Comment le passé colonial a rendu le roi des animaux plus vulnérable

Mailys Chavagne
Mailys Chavagne Journaliste Web

Une nouvelle étude révèle que les lions abattus par les chasseurs coloniaux il y a plus de 100 ans étaient génétiquement plus divers que ceux qui peuplent désormais la savane africaine.

Si le lion régnait autrefois sur la savane, l’espèce connaît un déclin progressif ces quatre dernières décennies. Ses populations sont aujourd’hui décimées par l’homme et d’après certains scientifiques, l’animal pourrait même disparaître d’ici 2050. Un recensement récent de sa population, réalisé par l’Union internationale pour la conservation de la nature, montre qu’aujourd’hui, il resterait « environ 20 000 [lions] à l’état sauvage sur le continent africain, et 500 en Inde. Les effectifs ont diminué de moitié au cours des deux dernières décennies« .

Parmi les causes du déclin de l’espèce : la chasse aux trophées, qui existe depuis la fin du 19e siècle, lorsque les colonialistes européens sont arrivés et ont commencé à abattre les lions par milliers. Légale dans certains territoires, cette pratique consiste à chasser le lion, hors des zones protégées, dans le but d’obtenir un « trophée ».

L’impact de la chasse coloniale

Des chercheurs viennent de découvrir un nouvel impact de cette prédation sur le lion.
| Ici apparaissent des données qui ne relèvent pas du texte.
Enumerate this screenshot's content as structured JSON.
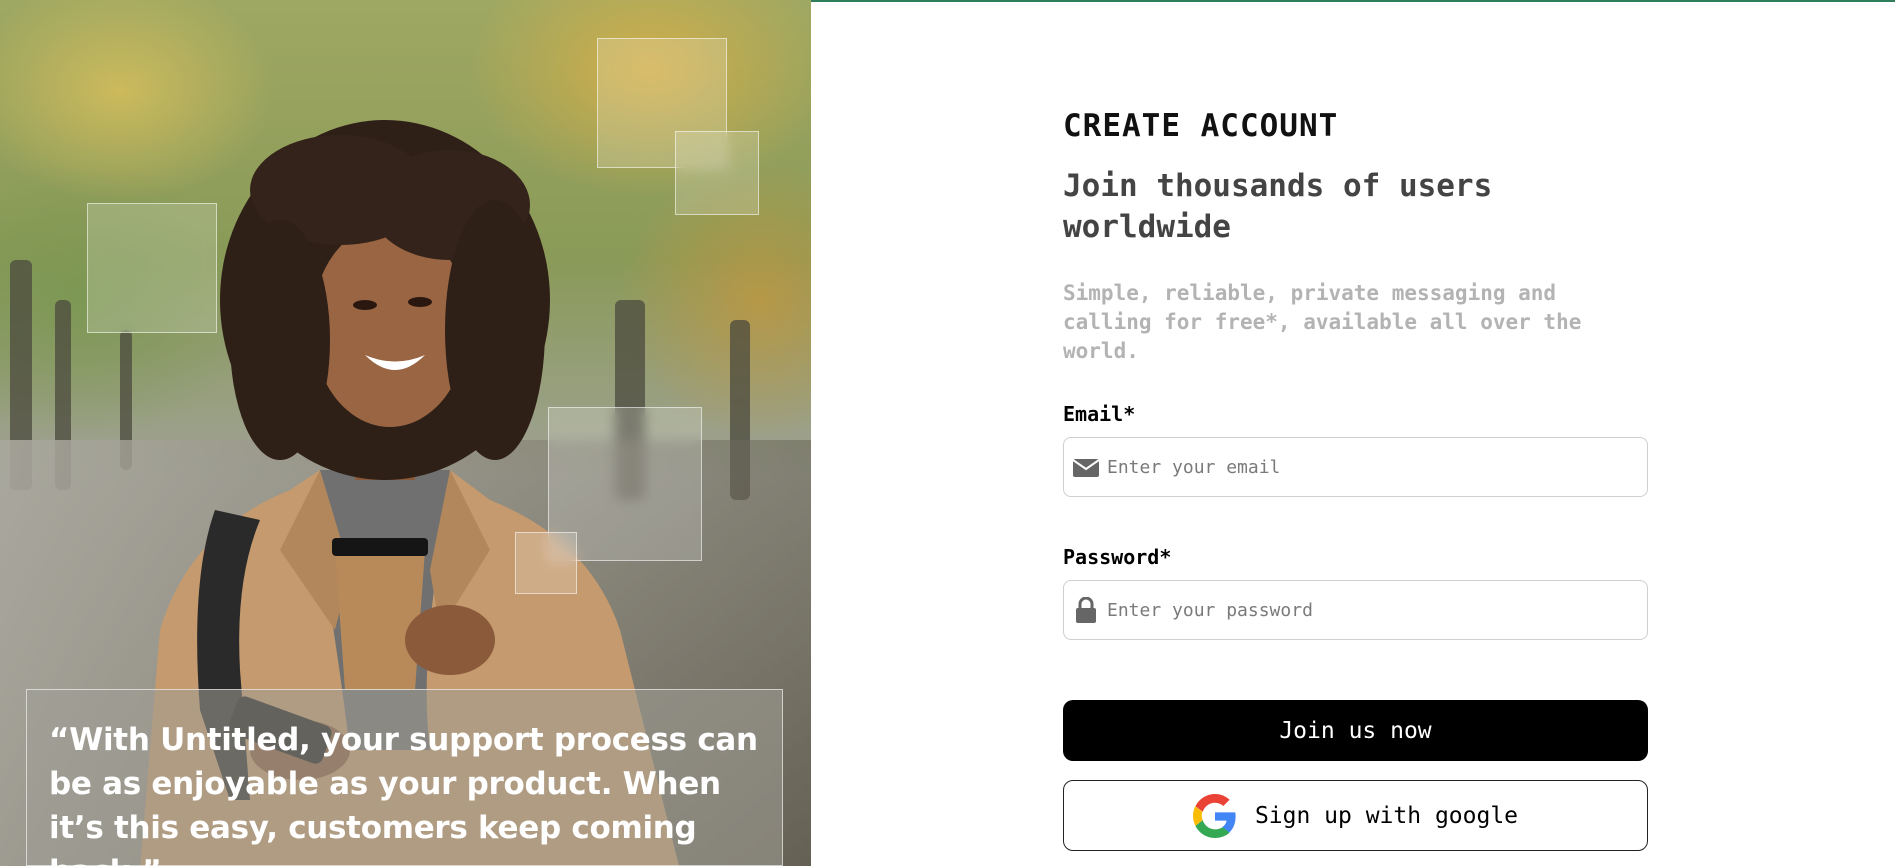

Si le nombre et l’aire de répartition géographique de l’espèce ont diminué, il semblerait que leur aptitude génétique ait également souffert de la chasse coloniale. « La diversité génétique de la population moderne a été réduite de 12% à 17% par rapport aux populations historiques », révèle l’étude. Une découverte inquiétante qui indiquerait que la lutte pour la survie de l’animal serait plus compliquée qu’on ne le pensait.

« La perte de diversité génétique signifie que les lions sont maintenant moins en mesure de résister à de nouvelles maladies ou à des problèmes environnementaux, tels que des vagues de chaleur ou des sécheresses »,a déclaré Simon Dures, auteur principal de l’étude. En effet, les populations génétiquement diminuées sont sujettes à une perte de résistance, une perte de potentiel évolutif et à une perte de la résilience des écosystèmes.

Et pourtant, le changement climatique menace de provoquer de nouvelles maladies parmi la faune sauvage, et de provoquer (si ce n’est déjà le cas dans certaines régions) des sécheresses plus intenses. Le lion pourrait donc être la cible privilégiée de ces futurs dangers. D’autant que la perte croissante de leur habitat naturel réduit encore davantage leur diversité génétique.

Étude sur des spécimens du musée

Pour en arriver à de tels résultats, l’équipe de chercheurs a étudié deux sources d’ADN : des échantillons prélevés sur des lions sauvages dans la zone de conservation de Kavango-Zambezi, et des échantillons de peau et d’os prélevés sur des spécimens conservés au Musée d’histoire naturelle de Londres.« En comparant les données génétiques des collections de musées avec les populations sauvages modernes de la même région, on pourrait évaluer dans quelle mesure les niveaux actuels de variation génétique ont été réduits », expliquent les chercheurs.

Malgré les cris de nombreux détracteurs, ce secteur lucratif perdure et divise encore : des études révèlent en effet que cette chasse sélective pourrait être favorable à l’animal puisqu’elle permet de financer les parcs naturels protégés. « La chasse aux trophées met en quelque sorte l’habitat sauvage sous cloche »,commentait en 2015 Marion Valeix, écologue au CNRS et chercheuse associée à l’Université d’Oxford.

Mais comme le prouve la nouvelle recherche, il ne faut pas voir dans cette déclaration une bonne nouvelle pour le félin, bien au contraire. Selon Simon Dures, « nous devons faire encore plus attention à la façon dont nous essayons de les protéger ».